Ma la vicenda di "Fokus" viene da lontano, così come il prestigio di questa importante rivista indipendente. La scorsa primavera, "Fokus" e l'omonimo quotidiano hanno interrotto la propria attività per tre mesi dopo la morte di Nikola Mladenov, fondatore e direttore della rivista, in incidente d'auto alle porte di Skopje. Nikola Mladenov, voce autorevole del giornalismo libero, è stato tra i primi in Macedonia ad introdurre le regole del pluralismo, e fondatore prima della radio "Libertas", poi nel 1995 di "Fokus", la prima rivista indipendente macedone. In quei mesi, "Fokus" stava vivendo una profonda crisi finanziaria, in seguito alla richiesta del pagamento di 100.000 euro per diffamazione. In giugno 2013, "Fokus" ha ripreso le sue pubblicazioni sotto la guida di Jadranka Kostova, collaboratrice di lungo corso di Mladenov, in onore del quale ha riaffermato la linea libera, critica ed indipendente della rivista.

Ad intrecciarsi con la vicenda di Mladenov, anche il caso, diventuo famoso a livello internazionale, del giornalista Tomislav Kežarovski, condannato a quattro anni e mezzo di reclusione (pena poi convertita in arresto domiciliare) per aver rivelato l'identità di un testimone protetto in un processo per omicidio.

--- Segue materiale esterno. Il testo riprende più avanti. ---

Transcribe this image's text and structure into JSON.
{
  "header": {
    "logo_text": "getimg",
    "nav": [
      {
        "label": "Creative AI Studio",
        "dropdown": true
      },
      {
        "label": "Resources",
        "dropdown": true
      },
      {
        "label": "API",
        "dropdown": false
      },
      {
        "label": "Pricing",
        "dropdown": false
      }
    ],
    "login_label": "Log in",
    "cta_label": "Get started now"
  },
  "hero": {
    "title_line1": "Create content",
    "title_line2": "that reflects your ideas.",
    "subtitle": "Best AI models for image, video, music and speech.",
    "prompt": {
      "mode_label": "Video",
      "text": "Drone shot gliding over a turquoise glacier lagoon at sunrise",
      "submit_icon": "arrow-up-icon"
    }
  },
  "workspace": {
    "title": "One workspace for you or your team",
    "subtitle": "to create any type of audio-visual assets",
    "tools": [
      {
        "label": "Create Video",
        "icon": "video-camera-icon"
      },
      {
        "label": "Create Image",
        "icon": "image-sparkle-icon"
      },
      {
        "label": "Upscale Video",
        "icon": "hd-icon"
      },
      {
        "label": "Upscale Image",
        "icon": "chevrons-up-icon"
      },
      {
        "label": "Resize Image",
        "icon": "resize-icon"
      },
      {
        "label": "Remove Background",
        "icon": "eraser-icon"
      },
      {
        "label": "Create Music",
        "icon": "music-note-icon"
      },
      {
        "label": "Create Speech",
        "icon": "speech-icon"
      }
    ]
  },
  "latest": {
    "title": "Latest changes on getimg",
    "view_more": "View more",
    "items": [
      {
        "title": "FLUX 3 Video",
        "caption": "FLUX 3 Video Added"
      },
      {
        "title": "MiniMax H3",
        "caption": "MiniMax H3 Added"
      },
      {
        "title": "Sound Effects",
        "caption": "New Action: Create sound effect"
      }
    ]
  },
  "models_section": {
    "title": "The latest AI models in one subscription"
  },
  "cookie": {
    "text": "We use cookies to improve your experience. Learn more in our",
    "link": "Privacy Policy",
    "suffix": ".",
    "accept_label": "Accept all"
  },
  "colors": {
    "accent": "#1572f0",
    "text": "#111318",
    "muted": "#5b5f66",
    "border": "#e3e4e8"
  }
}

Secondo alcuni in Macedonia, l'arresto di Kežarovski è avvenuto mentre il giornalista stava indagando sulle circostanze, non del tutto chiare, della morte di Mladenov.

E' dunque decisamente turbolento il rapporto tra governo e media in Macedonia, paese che resta, secondo la classifica di RSF,  all'ultimo posto nei Balcani per libertà di informazione, perdendo quest'anno altre sette posizioni, e dopo averne perse ben 22 nel 2013. "Una facciata democratica" , si legge nel rapporto, "che non è sufficiente a nascondere le molte violazioni della libertà di informazione" nel paese e che alcune voci critiche, provenienti dal mondo dell'attivismo per i diritti umani vedono come un segno della deriva autoritaria del governo Gruevski.